Volkswagen has blamed the emissions scandal at the car maker on a “small group” of people and suspended staff as it unveiled Matthias Müller as its new chief executive.
Müller pledged to leave “no stone unturned” in an investigation, but did not reveal how many staff have been suspended and who they are.
Müller was speaking as he was unveiled as the new boss of the troubled German car maker.
“My most urgent task is to win back trust for the Volkswagen Group – by leaving no stone unturned and with maximum transparency, as well as drawing the right conclusions from the current situation,” he said.
Müller has worked at Volkswagen for more than 30 years. He joined the company’s Audi subsidiary in 1971, training as a toolmaker and then studying computer science. He was group head of product planning from 2007 and has headed the Porsche sports car division since 2010.
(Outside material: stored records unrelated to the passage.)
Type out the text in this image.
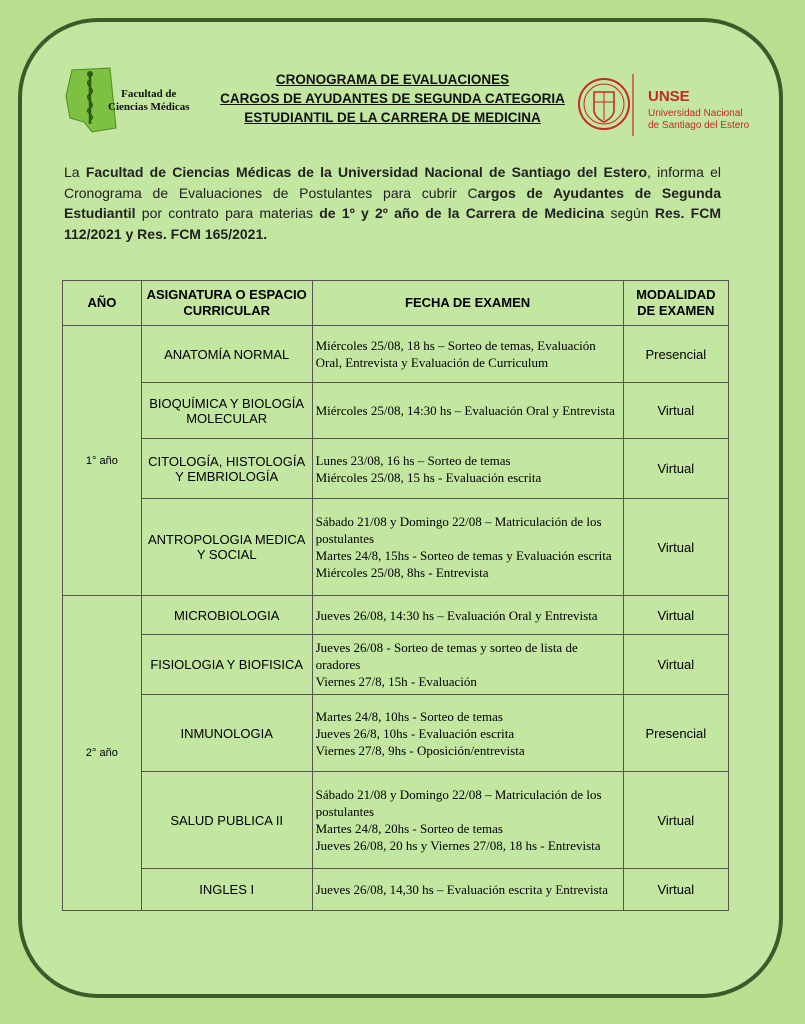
Facultad de
Ciencias Médicas
CRONOGRAMA DE EVALUACIONES
CARGOS DE AYUDANTES DE SEGUNDA CATEGORIA
ESTUDIANTIL DE LA CARRERA DE MEDICINA
UNSE
Universidad Nacional
de Santiago del Estero
La Facultad de Ciencias Médicas de la Universidad Nacional de Santiago del Estero, informa el Cronograma de Evaluaciones de Postulantes para cubrir Cargos de Ayudantes de Segunda Estudiantil por contrato para materias de 1º y 2º año de la Carrera de Medicina según Res. FCM 112/2021 y Res. FCM 165/2021.
AÑO	ASIGNATURA O ESPACIO CURRICULAR	FECHA DE EXAMEN	MODALIDAD DE EXAMEN
1° año	ANATOMÍA NORMAL	Miércoles 25/08, 18 hs – Sorteo de temas, Evaluación Oral, Entrevista y Evaluación de Curriculum	Presencial
	BIOQUÍMICA Y BIOLOGÍA MOLECULAR	Miércoles 25/08, 14:30 hs – Evaluación Oral y Entrevista	Virtual
	CITOLOGÍA, HISTOLOGÍA Y EMBRIOLOGÍA	Lunes 23/08, 16 hs – Sorteo de temas
Miércoles 25/08, 15 hs - Evaluación escrita	Virtual
	ANTROPOLOGIA MEDICA Y SOCIAL	Sábado 21/08 y Domingo 22/08 – Matriculación de los postulantes
Martes 24/8, 15hs - Sorteo de temas y Evaluación escrita
Miércoles 25/08, 8hs - Entrevista	Virtual
2° año	MICROBIOLOGIA	Jueves 26/08, 14:30 hs – Evaluación Oral y Entrevista	Virtual
	FISIOLOGIA Y BIOFISICA	Jueves 26/08 - Sorteo de temas y sorteo de lista de oradores
Viernes 27/8, 15h - Evaluación	Virtual
	INMUNOLOGIA	Martes 24/8, 10hs - Sorteo de temas
Jueves 26/8, 10hs - Evaluación escrita
Viernes 27/8, 9hs - Oposición/entrevista	Presencial
	SALUD PUBLICA II	Sábado 21/08 y Domingo 22/08 – Matriculación de los postulantes
Martes 24/8, 20hs - Sorteo de temas
Jueves 26/08, 20 hs y Viernes 27/08, 18 hs - Entrevista	Virtual
	INGLES I	Jueves 26/08, 14,30 hs – Evaluación escrita y Entrevista	Virtual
The 62-year-old was chosen by Volkswagen’s board at a meeting on Friday to replace Martin Winterkorn, who resigned on Wednesday following revelations in the US that Volkswagen installed software on diesel cars to disguise emission levels in tests.
VW also announced a corporate restructuring designed to simplify its management team. This will involve operations in the US, Canada and Mexico combined under a new North America arm, and Porsche grouped with fellow luxury brands Bugatti and Bentley.
Bernd Osterloh, chairman of VW’s work council and a member of the executive committee, said: “A small group has done damage to our company. We need a climate where mistakes are not hidden.”